Experimental data for Pseudomonas aeruginosa from experimental evolution under different bottleneck sizes and antibiotic selection pressures

We here combined evolution experiments with genomic and genetic analyses to assess whether bottleneck size and antibiotic-induced selection influences the evolutionary path to resistance in pathogenic Pseudomonas aeruginosa, one of the most problematic opportunistic human pathogens. Two sets of evolution experiments were performed across 16 transfers, in which either the aminoglycoside gentamicin or the fluoroquinolone ciprofloxacin were used as antibiotic. The evolutionary response was studied using counts of bacterial cells at the end of each transfer period (i.e., yield) or by calculating the growth rate from regular optical density measurement during the respective transfer periods. For the populations at the end of the evolution experiments, we also determined their antibiotic resistance with the help of standardized dose response curves.
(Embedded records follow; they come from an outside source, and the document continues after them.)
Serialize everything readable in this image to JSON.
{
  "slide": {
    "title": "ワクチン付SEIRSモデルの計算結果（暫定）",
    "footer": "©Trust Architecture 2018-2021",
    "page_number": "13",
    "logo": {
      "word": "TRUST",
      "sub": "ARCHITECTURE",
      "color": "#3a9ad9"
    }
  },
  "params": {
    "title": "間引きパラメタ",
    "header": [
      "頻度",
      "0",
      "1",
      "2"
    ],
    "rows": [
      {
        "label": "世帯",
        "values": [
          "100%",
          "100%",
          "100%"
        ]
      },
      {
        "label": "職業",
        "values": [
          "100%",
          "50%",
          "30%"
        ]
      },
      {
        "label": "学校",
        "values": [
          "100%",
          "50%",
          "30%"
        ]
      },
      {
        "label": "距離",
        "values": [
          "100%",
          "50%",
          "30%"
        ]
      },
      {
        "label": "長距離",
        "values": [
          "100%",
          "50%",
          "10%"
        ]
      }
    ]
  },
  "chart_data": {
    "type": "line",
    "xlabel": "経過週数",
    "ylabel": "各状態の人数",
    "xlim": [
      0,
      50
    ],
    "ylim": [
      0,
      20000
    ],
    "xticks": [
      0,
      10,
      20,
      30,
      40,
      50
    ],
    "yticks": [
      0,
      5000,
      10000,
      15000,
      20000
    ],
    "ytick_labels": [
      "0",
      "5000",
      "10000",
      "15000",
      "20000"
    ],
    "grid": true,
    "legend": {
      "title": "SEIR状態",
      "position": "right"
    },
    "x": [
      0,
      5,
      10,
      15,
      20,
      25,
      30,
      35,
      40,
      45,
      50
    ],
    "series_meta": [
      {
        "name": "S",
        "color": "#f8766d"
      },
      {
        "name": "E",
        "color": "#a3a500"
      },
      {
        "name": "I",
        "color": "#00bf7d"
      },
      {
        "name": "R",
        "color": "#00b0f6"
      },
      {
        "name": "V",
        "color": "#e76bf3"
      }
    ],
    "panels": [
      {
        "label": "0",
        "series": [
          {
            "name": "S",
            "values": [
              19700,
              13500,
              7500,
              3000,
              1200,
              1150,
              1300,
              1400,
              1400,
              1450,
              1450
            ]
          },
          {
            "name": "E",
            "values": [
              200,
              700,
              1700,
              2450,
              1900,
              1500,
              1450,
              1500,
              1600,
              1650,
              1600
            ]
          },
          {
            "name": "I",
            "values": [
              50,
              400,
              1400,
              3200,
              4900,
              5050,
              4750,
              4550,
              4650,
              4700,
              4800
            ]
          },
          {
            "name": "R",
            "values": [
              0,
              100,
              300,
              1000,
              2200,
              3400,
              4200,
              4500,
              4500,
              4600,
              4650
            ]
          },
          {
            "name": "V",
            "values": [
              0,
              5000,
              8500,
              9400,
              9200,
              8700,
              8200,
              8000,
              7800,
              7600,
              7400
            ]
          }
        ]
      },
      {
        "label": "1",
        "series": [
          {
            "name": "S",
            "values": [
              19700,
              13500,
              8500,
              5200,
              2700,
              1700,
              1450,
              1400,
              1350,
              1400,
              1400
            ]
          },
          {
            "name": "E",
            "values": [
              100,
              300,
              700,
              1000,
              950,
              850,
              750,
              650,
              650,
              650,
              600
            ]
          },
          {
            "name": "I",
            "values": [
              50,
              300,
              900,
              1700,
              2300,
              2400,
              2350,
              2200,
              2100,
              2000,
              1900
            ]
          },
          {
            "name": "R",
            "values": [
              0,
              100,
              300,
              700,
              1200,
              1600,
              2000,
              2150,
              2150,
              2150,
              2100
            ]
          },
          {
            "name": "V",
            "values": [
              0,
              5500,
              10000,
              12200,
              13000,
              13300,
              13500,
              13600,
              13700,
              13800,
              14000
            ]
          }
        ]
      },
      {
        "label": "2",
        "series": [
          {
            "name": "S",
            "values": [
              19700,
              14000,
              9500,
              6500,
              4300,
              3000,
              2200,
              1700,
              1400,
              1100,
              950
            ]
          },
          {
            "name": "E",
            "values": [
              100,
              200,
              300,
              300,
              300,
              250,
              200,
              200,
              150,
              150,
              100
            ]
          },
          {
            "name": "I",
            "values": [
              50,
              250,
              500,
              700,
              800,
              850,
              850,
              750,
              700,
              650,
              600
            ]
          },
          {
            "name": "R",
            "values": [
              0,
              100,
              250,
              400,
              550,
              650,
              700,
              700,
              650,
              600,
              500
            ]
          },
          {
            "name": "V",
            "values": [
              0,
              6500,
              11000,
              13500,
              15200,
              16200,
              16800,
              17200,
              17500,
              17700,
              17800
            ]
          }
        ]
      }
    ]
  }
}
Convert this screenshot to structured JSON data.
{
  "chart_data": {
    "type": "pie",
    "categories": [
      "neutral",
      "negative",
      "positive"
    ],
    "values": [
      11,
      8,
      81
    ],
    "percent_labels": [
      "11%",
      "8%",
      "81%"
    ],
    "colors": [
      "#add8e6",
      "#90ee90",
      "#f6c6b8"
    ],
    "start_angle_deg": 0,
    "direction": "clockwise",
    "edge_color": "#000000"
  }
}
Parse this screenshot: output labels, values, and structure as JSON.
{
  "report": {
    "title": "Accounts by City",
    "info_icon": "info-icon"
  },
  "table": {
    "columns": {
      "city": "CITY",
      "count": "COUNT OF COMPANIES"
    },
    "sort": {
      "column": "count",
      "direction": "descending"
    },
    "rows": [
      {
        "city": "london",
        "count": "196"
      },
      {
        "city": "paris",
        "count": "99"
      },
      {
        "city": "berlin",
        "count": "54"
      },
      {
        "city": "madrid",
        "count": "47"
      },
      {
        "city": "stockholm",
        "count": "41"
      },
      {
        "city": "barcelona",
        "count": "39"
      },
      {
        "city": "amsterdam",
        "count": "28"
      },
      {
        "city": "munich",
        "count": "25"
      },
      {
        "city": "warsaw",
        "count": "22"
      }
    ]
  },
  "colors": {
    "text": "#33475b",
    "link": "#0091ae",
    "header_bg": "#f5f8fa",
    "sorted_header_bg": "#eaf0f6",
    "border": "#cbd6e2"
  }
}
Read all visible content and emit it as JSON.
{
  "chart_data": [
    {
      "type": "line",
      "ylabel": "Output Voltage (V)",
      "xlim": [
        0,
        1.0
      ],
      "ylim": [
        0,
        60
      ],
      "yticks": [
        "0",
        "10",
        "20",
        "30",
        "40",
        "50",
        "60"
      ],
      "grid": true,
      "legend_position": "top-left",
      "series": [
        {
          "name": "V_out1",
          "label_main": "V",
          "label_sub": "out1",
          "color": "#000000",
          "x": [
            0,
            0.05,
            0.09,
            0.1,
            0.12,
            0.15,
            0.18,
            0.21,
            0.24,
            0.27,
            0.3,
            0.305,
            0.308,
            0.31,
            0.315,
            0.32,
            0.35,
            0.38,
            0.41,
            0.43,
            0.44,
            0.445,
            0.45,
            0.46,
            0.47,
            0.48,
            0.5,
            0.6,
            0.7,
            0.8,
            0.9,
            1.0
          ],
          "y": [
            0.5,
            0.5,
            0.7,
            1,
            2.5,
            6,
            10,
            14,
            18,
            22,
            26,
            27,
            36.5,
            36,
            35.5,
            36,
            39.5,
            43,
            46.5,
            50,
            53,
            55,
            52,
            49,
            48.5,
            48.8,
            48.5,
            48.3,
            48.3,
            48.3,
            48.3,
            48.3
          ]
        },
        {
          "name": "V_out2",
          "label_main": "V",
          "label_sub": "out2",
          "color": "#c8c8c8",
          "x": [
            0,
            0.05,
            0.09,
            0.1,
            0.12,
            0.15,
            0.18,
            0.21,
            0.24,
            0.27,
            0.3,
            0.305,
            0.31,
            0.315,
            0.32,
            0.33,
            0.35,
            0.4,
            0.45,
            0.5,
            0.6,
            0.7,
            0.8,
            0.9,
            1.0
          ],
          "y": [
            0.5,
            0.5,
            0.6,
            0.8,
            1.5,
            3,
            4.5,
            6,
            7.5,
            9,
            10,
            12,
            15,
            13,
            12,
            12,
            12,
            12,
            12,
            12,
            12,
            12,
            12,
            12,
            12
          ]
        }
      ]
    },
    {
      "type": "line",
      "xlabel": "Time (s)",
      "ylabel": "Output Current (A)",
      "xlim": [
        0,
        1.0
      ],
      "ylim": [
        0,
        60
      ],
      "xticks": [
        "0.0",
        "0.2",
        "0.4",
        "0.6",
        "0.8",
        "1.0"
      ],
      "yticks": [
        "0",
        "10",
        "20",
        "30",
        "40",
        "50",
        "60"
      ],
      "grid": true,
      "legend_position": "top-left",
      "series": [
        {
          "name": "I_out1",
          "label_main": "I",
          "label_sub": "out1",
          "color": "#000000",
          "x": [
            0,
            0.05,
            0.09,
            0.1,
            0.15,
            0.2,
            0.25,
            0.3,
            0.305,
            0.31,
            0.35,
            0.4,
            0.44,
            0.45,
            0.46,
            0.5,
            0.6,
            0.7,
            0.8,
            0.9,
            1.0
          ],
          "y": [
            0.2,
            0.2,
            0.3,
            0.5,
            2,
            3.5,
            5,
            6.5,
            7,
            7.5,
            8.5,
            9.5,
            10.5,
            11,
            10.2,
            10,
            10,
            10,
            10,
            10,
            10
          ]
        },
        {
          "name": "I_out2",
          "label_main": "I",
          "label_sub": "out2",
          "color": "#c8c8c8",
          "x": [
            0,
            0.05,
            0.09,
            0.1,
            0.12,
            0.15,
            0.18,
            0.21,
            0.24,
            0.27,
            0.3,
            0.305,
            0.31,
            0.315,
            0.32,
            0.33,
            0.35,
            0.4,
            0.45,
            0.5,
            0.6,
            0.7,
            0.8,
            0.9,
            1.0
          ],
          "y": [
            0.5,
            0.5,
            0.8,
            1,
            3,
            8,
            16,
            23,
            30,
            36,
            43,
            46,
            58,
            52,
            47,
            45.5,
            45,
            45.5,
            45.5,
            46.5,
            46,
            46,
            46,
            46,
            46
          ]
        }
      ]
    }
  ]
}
Moreover, we performed whole genome sequencing to assess the frequency of variants, which emerged and spread during the evolution experiments. We further focused on variants in two specific genes, which were selectively favoured in the gentamicin evolution experiments, and assessed their relative fitness using competition experiments. We found that antibiotic resistance is favoured under high antibiotic selection and weak bottlenecks, but also under low antibiotic selection and severe bottlenecks. We found that the absence of high resistance under low selection and weak bottlenecks is caused by the spread of low-resistance variants with high competitive fitness under these conditions. We conclude that bottlenecks in combination with drug-induced selection are currently neglected key determinants of pathogen evolution and antibiotic treatment outcome.